2. Descrição do caso e histórico
Em junho de 2023, um usuário do Facebook publicou uma ilustração de um cartucho de arma. Os diferentes componentes do cartucho são identificados em árabe. A legenda da publicação, também em árabe, dá instruções sobre como esvaziar um cartucho de espingarda e usar os componentes para fazer um coquetel molotov: uma arma incendiária, normalmente em uma garrafa, que é fácil de fazer. A legenda também aconselha o uso de um capacete ao lançar a arma incendiária para proteger a pessoa que a lançar e conclui: “Victory for the Sudanese people,” “Victory for the Sudanese Armed Forces,” e “Step forward O, my country.” (Vitória ao povo sudanês", "Vitória às Forças Armadas do Sudão" e "Avante, meu país). Especialistas em linguística consultados pelo Comitê afirmaram que essas frases, isoladamente, não incitam os civis a se envolver em violência. O conteúdo teve apenas algumas visualizações antes de ser removido pela Meta sem análise humana, sete minutos após a publicação. Na época em que o conteúdo foi publicado, em junho de 2023, as Forças Armadas do Sudão (SAF) e o grupo paramilitar, as Forças de Apoio Rápido (RSF), estavam envolvidos em um conflito armado desde meados de abril, que continua até hoje. A RSF foi designada como uma organização perigosa nos termos da Política sobre Organizações e Indivíduos Perigosos da Meta em 11 de agosto de 2023, meses após a escalada do conflito.
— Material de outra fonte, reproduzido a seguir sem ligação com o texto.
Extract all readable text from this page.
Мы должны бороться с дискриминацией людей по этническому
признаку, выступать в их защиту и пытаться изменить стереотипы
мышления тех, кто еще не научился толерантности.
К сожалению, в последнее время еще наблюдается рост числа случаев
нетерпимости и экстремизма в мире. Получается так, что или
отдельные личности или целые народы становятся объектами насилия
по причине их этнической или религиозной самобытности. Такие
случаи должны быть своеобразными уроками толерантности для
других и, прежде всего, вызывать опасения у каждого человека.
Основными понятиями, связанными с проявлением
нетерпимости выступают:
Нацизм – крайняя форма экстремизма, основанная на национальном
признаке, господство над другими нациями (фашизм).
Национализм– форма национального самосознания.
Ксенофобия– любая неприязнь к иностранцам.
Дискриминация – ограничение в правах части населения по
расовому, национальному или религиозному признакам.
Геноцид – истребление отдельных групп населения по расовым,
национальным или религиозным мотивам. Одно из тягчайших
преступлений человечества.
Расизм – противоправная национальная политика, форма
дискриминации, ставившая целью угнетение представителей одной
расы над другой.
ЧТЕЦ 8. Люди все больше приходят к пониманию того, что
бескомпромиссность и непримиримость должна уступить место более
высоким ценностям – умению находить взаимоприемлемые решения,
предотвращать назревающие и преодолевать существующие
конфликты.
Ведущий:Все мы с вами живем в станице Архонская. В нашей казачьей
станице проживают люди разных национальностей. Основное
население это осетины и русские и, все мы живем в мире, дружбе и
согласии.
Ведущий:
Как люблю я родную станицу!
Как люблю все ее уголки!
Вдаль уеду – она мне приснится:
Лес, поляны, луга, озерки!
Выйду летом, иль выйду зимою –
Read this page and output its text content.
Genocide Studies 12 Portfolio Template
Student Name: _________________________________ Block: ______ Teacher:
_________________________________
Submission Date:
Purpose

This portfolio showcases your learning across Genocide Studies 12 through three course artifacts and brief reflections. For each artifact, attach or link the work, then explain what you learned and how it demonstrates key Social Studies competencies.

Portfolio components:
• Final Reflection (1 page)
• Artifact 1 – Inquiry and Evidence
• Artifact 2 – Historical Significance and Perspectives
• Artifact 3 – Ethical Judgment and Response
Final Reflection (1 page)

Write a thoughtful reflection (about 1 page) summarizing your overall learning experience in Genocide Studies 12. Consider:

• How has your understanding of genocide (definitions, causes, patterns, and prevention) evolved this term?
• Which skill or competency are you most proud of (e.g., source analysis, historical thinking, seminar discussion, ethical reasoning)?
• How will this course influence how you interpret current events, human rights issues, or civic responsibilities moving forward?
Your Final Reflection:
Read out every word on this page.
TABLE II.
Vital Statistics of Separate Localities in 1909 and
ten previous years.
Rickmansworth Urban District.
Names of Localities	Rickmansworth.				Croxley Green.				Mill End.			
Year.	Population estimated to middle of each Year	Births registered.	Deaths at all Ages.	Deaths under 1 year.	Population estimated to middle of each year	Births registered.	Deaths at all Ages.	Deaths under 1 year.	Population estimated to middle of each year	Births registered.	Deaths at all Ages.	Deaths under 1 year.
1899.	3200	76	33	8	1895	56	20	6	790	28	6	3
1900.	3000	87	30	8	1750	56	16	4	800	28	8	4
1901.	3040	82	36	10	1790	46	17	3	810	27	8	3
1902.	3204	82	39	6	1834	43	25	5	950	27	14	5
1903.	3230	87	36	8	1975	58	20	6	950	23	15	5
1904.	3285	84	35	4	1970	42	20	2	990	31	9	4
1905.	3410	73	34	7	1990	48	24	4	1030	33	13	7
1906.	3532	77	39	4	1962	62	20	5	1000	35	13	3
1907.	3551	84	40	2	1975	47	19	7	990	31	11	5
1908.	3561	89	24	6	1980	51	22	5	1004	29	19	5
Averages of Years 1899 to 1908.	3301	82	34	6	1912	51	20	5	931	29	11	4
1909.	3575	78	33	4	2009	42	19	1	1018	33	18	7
Um classificador de discurso hostil, um algoritmo que a Meta usa para identificar possíveis violações dos Padrões da Comunidade sobre Discurso de Ódio, Violência e Incitação e Bullying e Assédio, detectou o conteúdo e determinou que ele não seguia o Padrão da Comunidade sobre Violência e Incitação. A Meta removeu o conteúdo e aplicou uma restrição padrão ao perfil do criador do conteúdo, impedindo-o de interagir com grupos e de criar salas de mensagens ou de participar delas por três dias. O usuário imediatamente apelou da decisão da Meta. Em seguida, um dos analistas humanos constatou que a publicação não seguia a Política sobre Produtos e Serviços Restritos. Em seguida, o usuário fez uma apelação ao Comitê. Depois que o Comitê trouxe o caso à atenção da Meta, a empresa determinou que a decisão original de remover o conteúdo de acordo com o Padrão da Comunidade sobre Violência e incitação estava correta, e que a publicação não violava a Política sobre Produtos e Serviços Restritos.
O Comitê considerou o seguinte contexto para tomar sua decisão sobre o presente caso.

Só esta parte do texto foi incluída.